This article provides a comprehensive explanation on how uncontrolled increase in public debts of the People’s Republic of China is likely to result into enormous economic crisis that will have stern impacts on economic growth and development of China. Huang defines public debt as the money borrowed by the government to finance its expenditures (27). Governments usually borrow money either domestically by issuing bonds and related securities or from foreign lenders such as foreign governments and financial institutions like the World Bank and International Monetary Fund (IMF). The money borrowed is often used to supplement revenue incomes in case of budget deficits. According to Huang, public debts are borrowings owed by both the central and local governments (33).
In this article, Ruchir Sharma starts by reviewing a previous warning by the Prime Minister of China, Wen Jiabao, who cautioned that the economy of China is quite unstable, unbalanced and may become more unsustainable if appropriate countermeasures are not taken to control the rate of increase in public debts. Wen Jiabao warned that the economy of China was highly dependent on heavy investments in infrastructure such as roads and manufacturing industries that aimed at making China economically powerful. However, this may not be achieved if the rate of increase in public debts was controlled and monitored effectively.
Sharma also explicates how top government officials in China attempted to stimulate economic growth by implementing massive investments which were largely financed by debts or borrowings. As a result, the government debt of china was quadrupled to more than 2.5 trillion U.S. dollars. In addition, the massive borrowings by the local governments also led to creation of a shadow banking system as the local governments failed to repay their loans. The author also gives an explanation on how the total public and private debts of China grew rapidly and surpassed the rate of growth of the Gross Domestic Product (GDP) thereby posing more financial risks to the economy of China. Sharma also discusses how high rate of increase of public and private debts in China is likely to result into financial and economic crisis similarly to economic crisis experienced in the United States between 2007 and 2008. The author supports his arguments using various measures such as the measure of rate of increase of total public and private debts and also draws practical examples from other countries like the United States of America, Japan, Korea and Spain that had been faced by economic crises due to uncontrolled increase in government debts. For example, the Bank of International Settlements recommends that the rate of increase of government debts as a share of the Gross Domestic Product (GDP) should not exceed six percent of its trend over the past decade (Dom & Wang 159). However, the rate of increase of government debts as a share of the GDP in China stands at twelve percent above its previous trend in the past decade. In my opinion, this hints a possibility of grave economic crisis in China. The International Monetary Fund also warns that private credit should not grow at a rate faster than the rate of growth of the economy within a period of three to five years. However, the rate of growth of private debts in China has been increasing rapidly at a faster rate than the rate of economic growth. This has resulted into a higher ratio of private credit to GDP. In my opinion, this high ratio also signalizes financial and economic crises in China in the future.

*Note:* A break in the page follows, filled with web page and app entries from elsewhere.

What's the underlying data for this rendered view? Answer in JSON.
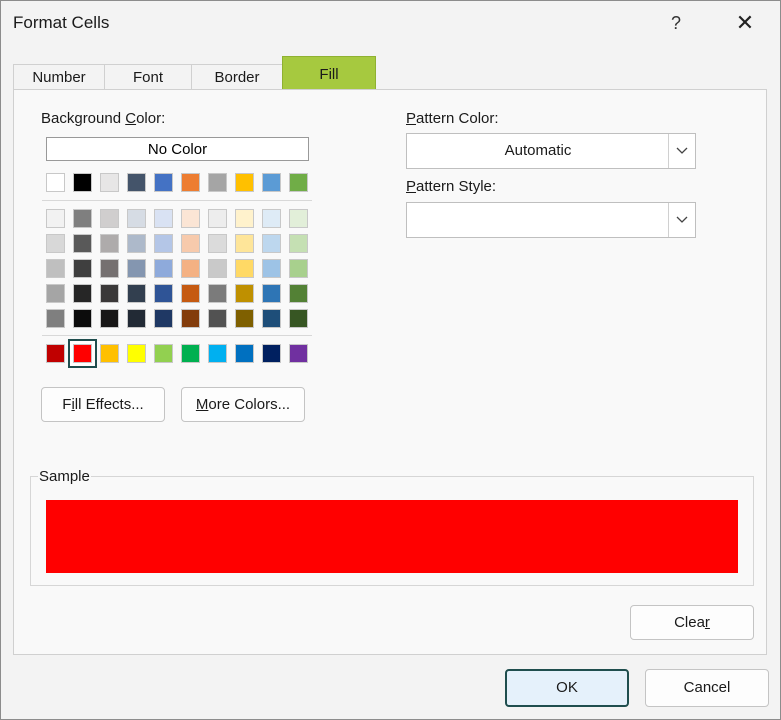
{
  "window": {
    "title": "Format Cells",
    "help_glyph": "?",
    "close_glyph": "✕"
  },
  "tabs": [
    {
      "label": "Number",
      "active": false
    },
    {
      "label": "Font",
      "active": false
    },
    {
      "label": "Border",
      "active": false
    },
    {
      "label": "Fill",
      "active": true
    }
  ],
  "background_color": {
    "label_pre": "Background ",
    "label_u": "C",
    "label_post": "olor:",
    "no_color_label": "No Color",
    "selected": "#ff0000",
    "theme_top_row": [
      "#ffffff",
      "#000000",
      "#e7e6e6",
      "#44546a",
      "#4472c4",
      "#ed7d31",
      "#a5a5a5",
      "#ffc000",
      "#5b9bd5",
      "#70ad47"
    ],
    "theme_shades": [
      [
        "#f2f2f2",
        "#7f7f7f",
        "#d0cece",
        "#d6dce4",
        "#d9e2f3",
        "#fbe5d5",
        "#ededed",
        "#fff2cc",
        "#deebf6",
        "#e2efd9"
      ],
      [
        "#d8d8d8",
        "#595959",
        "#aeabab",
        "#adb9ca",
        "#b4c6e7",
        "#f7caac",
        "#dbdbdb",
        "#fee599",
        "#bdd7ee",
        "#c5e0b3"
      ],
      [
        "#bfbfbf",
        "#3f3f3f",
        "#757070",
        "#8496b0",
        "#8eaadb",
        "#f4b183",
        "#c9c9c9",
        "#ffd965",
        "#9dc3e6",
        "#a8d08d"
      ],
      [
        "#a5a5a5",
        "#262626",
        "#3a3838",
        "#323f4f",
        "#2f5496",
        "#c55a11",
        "#7b7b7b",
        "#bf9000",
        "#2e75b5",
        "#538135"
      ],
      [
        "#7f7f7f",
        "#0c0c0c",
        "#171616",
        "#222a35",
        "#1f3864",
        "#833c0b",
        "#525252",
        "#7f6000",
        "#1e4e79",
        "#375623"
      ]
    ],
    "standard_colors": [
      "#c00000",
      "#ff0000",
      "#ffc000",
      "#ffff00",
      "#92d050",
      "#00b050",
      "#00b0f0",
      "#0070c0",
      "#002060",
      "#7030a0"
    ]
  },
  "buttons": {
    "fill_effects_u": "i",
    "fill_effects_pre": "F",
    "fill_effects_post": "ll Effects...",
    "more_colors_u": "M",
    "more_colors_post": "ore Colors..."
  },
  "pattern_color": {
    "label_u": "P",
    "label_rest": "attern Color:",
    "value": "Automatic"
  },
  "pattern_style": {
    "label_u": "P",
    "label_rest": "attern Style:",
    "value": ""
  },
  "sample": {
    "label": "Sample",
    "color": "#ff0000"
  },
  "clear_button": {
    "pre": "Clea",
    "u": "r",
    "post": ""
  },
  "footer": {
    "ok": "OK",
    "cancel": "Cancel"
  }
}
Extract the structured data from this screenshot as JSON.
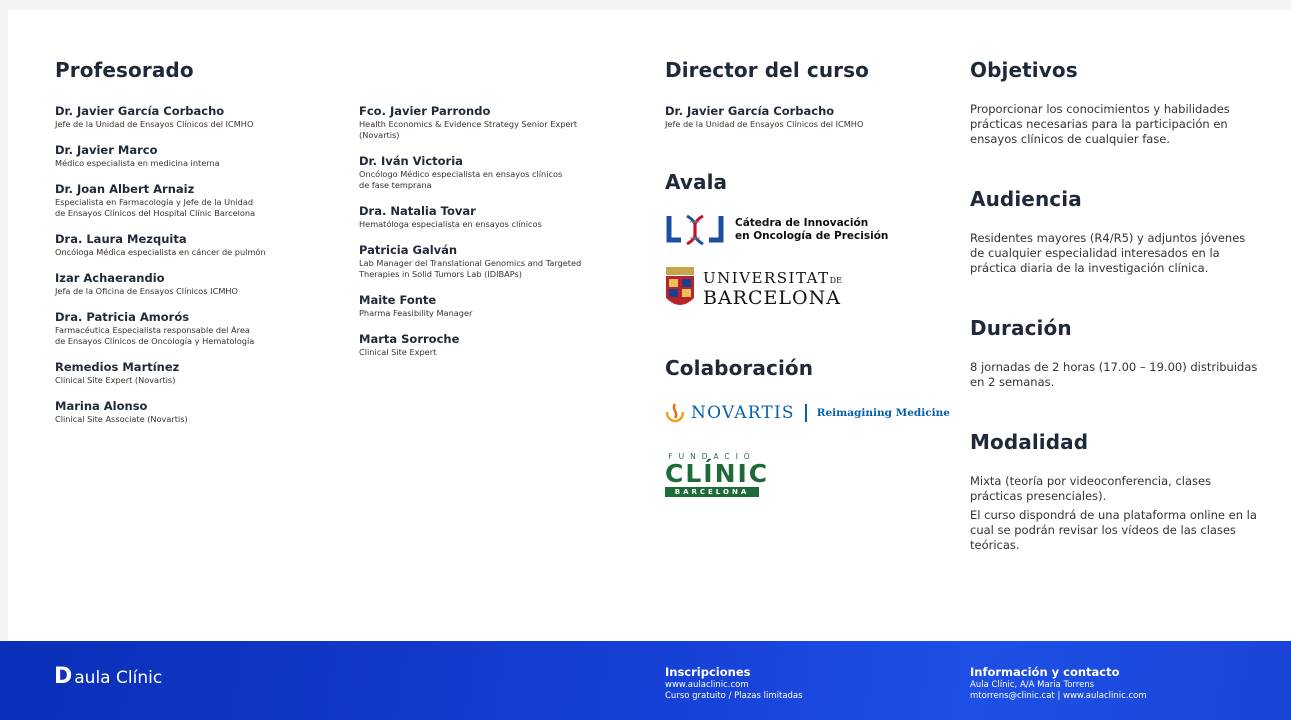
{
  "profesorado": {
    "title": "Profesorado",
    "col1": [
      {
        "name": "Dr. Javier García Corbacho",
        "role": "Jefe de la Unidad de Ensayos Clínicos del ICMHO"
      },
      {
        "name": "Dr. Javier Marco",
        "role": "Médico especialista en medicina interna"
      },
      {
        "name": "Dr. Joan Albert Arnaiz",
        "role": "Especialista en Farmacología y Jefe de la Unidad\nde Ensayos Clínicos del Hospital Clínic Barcelona"
      },
      {
        "name": "Dra. Laura Mezquita",
        "role": "Oncóloga Médica especialista en cáncer de pulmón"
      },
      {
        "name": "Izar Achaerandio",
        "role": "Jefa de la Oficina de Ensayos Clínicos ICMHO"
      },
      {
        "name": "Dra. Patricia Amorós",
        "role": "Farmacéutica Especialista responsable del Área\nde Ensayos Clínicos de Oncología y Hematología"
      },
      {
        "name": "Remedios Martínez",
        "role": "Clinical Site Expert (Novartis)"
      },
      {
        "name": "Marina Alonso",
        "role": "Clinical Site Associate (Novartis)"
      }
    ],
    "col2": [
      {
        "name": "Fco. Javier Parrondo",
        "role": "Health Economics & Evidence Strategy Senior Expert\n(Novartis)"
      },
      {
        "name": "Dr. Iván Victoria",
        "role": "Oncólogo Médico especialista en ensayos clínicos\nde fase temprana"
      },
      {
        "name": "Dra. Natalia Tovar",
        "role": "Hematóloga especialista en ensayos clínicos"
      },
      {
        "name": "Patricia Galván",
        "role": "Lab Manager del Translational Genomics and Targeted\nTherapies in Solid Tumors Lab (IDIBAPs)"
      },
      {
        "name": "Maite Fonte",
        "role": "Pharma Feasibility Manager"
      },
      {
        "name": "Marta Sorroche",
        "role": "Clinical Site Expert"
      }
    ]
  },
  "director": {
    "title": "Director del curso",
    "name": "Dr. Javier García Corbacho",
    "role": "Jefe de la Unidad de Ensayos Clínicos del ICMHO"
  },
  "avala": {
    "title": "Avala",
    "catedra_text": "Cátedra de Innovación\nen Oncología de Precisión",
    "ub_line1": "UNIVERSITAT",
    "ub_de": "DE",
    "ub_line2": "BARCELONA"
  },
  "colaboracion": {
    "title": "Colaboración",
    "novartis": "NOVARTIS",
    "novartis_tag": "Reimagining Medicine",
    "fundacio": "FUNDACIÓ",
    "clinic": "CLÍNIC",
    "barcelona": "BARCELONA"
  },
  "objetivos": {
    "title": "Objetivos",
    "text": "Proporcionar los conocimientos y habilidades prácticas necesarias para la participación en ensayos clínicos de cualquier fase."
  },
  "audiencia": {
    "title": "Audiencia",
    "text": "Residentes mayores (R4/R5) y adjuntos jóvenes de cualquier especialidad interesados en la práctica diaria de la investigación clínica."
  },
  "duracion": {
    "title": "Duración",
    "text": "8 jornadas de 2 horas (17.00 – 19.00) distribuidas en 2 semanas."
  },
  "modalidad": {
    "title": "Modalidad",
    "text1": "Mixta (teoría por videoconferencia, clases prácticas presenciales).",
    "text2": "El curso dispondrá de una plataforma online en la cual se podrán revisar los vídeos de las clases teóricas."
  },
  "footer": {
    "brand_initial": "D",
    "brand_rest": "aula Clínic",
    "inscripciones_title": "Inscripciones",
    "inscripciones_l1": "www.aulaclinic.com",
    "inscripciones_l2": "Curso gratuito / Plazas limitadas",
    "info_title": "Información y contacto",
    "info_l1": "Aula Clínic, A/A Maria Torrens",
    "info_l2": "mtorrens@clinic.cat | www.aulaclinic.com",
    "bg_color": "#1238c8"
  },
  "colors": {
    "heading": "#1f2937",
    "novartis_blue": "#0460a9",
    "clinic_green": "#1d6b38"
  }
}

Last but not least, the article also discusses how most of the funds generated from public and private debts have been channeled to less productive sectors of the economic such as real state, thus leading to decline in productivity in China. According to Zheng and Tong, decline in productivity often leads to economic slowdown. Thus, China is also likely to face economic crisis due to the decrease in productivity.
For my part, I would assert that this article clearly elaborates how high government debt is likely to affect economic growth and development of a country. Moreover, it also elaborates how excessive investments can lead to economic slowdown if such investments do not result into corresponding increase in productivity. Therefore, it is important for governments to create a stable balance between investments and rate of increase in both public and private debts. I would also assert that intense increase in government debts is likely to impede economic growth and development. Therefore, central and local governments should adequately control the rate of increase of debts of the country.
To conclude, I would reaffirm that this article is highly resourceful and educative, and it provides invaluable insights on the effects of government debts on economic growth and development. In my opinion, the article is a must-read for anyone who has interest in understanding the relationship between government debts and performance of the economy.